To explore Tdap effectiveness among teens during the 2010 and 2014 outbreaks, researchers led by Nicola Klein, MD, PhD, co-director of Kaiser Permanente’s Vaccine Study Center, looked at booster coverage among kids aged 10 and up who had been vaccinated with DTaP vaccines. They found that more than 96 percent had been vaccinated with the Tdap by their 14th birthday.
Findings showed that Tdap provided moderate protection against the disease in the first year following vaccination, preventing 69 percent of whooping cough cases in teens. However, the shot’s effectiveness dropped to 57 percent during the second year and 25 percent during the third year. By year four, the vaccine’s effectiveness had plummeted to 9 percent.
“This study demonstrates that despite high rates of Tdap vaccination, the growing number of adolescents who have received only the newer acellular pertussis vaccines [when they were young] continue to be at higher risk of contracting whooping cough and sustaining epidemics,” Klein said in a news release. “I think waning immunity – primarily from the DTaP but also Tdap – are the main drivers behind these outbreaks.”
Both Klein and Offit, see the need for the development of new vaccines that will provide longer-lasting protection against whooping cough. In the meantime, they noted consideration should be given to alternate Tdap immunization strategies for adolescents, suggesting it might be effective to give it in “anticipation” of an outbreak.
So what should parents do until there is a new vaccine?

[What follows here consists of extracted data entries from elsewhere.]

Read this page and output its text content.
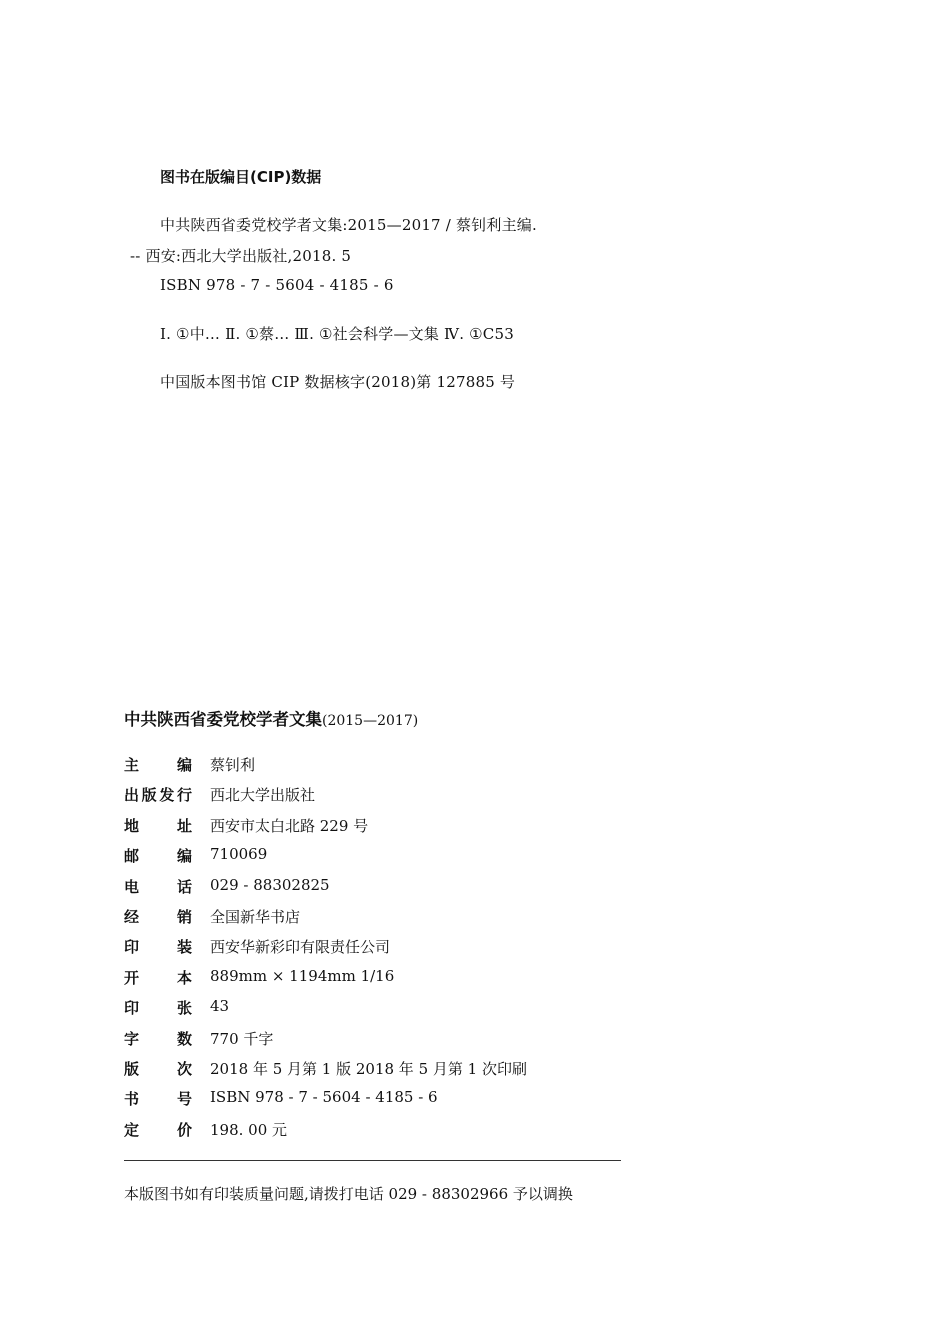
图书在版编目(CIP)数据
中共陕西省委党校学者文集:2015—2017 / 蔡钊利主编.
-- 西安:西北大学出版社,2018. 5
ISBN 978 - 7 - 5604 - 4185 - 6
Ⅰ. ①中… Ⅱ. ①蔡… Ⅲ. ①社会科学—文集 Ⅳ. ①C53
中国版本图书馆 CIP 数据核字(2018)第 127885 号
中共陕西省委党校学者文集(2015—2017)
主编 蔡钊利
出版发行 西北大学出版社
地址 西安市太白北路 229 号
邮编 710069
电话 029 - 88302825
经销 全国新华书店
印装 西安华新彩印有限责任公司
开本 889mm × 1194mm 1/16
印张 43
字数 770 千字
版次 2018 年 5 月第 1 版 2018 年 5 月第 1 次印刷
书号 ISBN 978 - 7 - 5604 - 4185 - 6
定价 198. 00 元
本版图书如有印装质量问题,请拨打电话 029 - 88302966 予以调换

Infectious disease specialist William Schaffner, MD, a professor at the Vanderbilt University School of Medicine, told USA TODAY that although the current vaccine is imperfect, it is still the best way to protect children from the disease. He advised parents to continue vaccinating their kids as scheduled.
“If we routinely vaccinate all middle-schoolers, they will at least have short-term protection,” said Schaffner, who was not involved in the study. “Let’s not throw the baby out with the bath water.”
The health experts also urged pregnant women to get a Tdap shot with each pregnancy. Not only does it protect the moms, it also provides protection to the babies for the first few months of life. Newborns are most vulnerable to and most likely to die from whooping cough.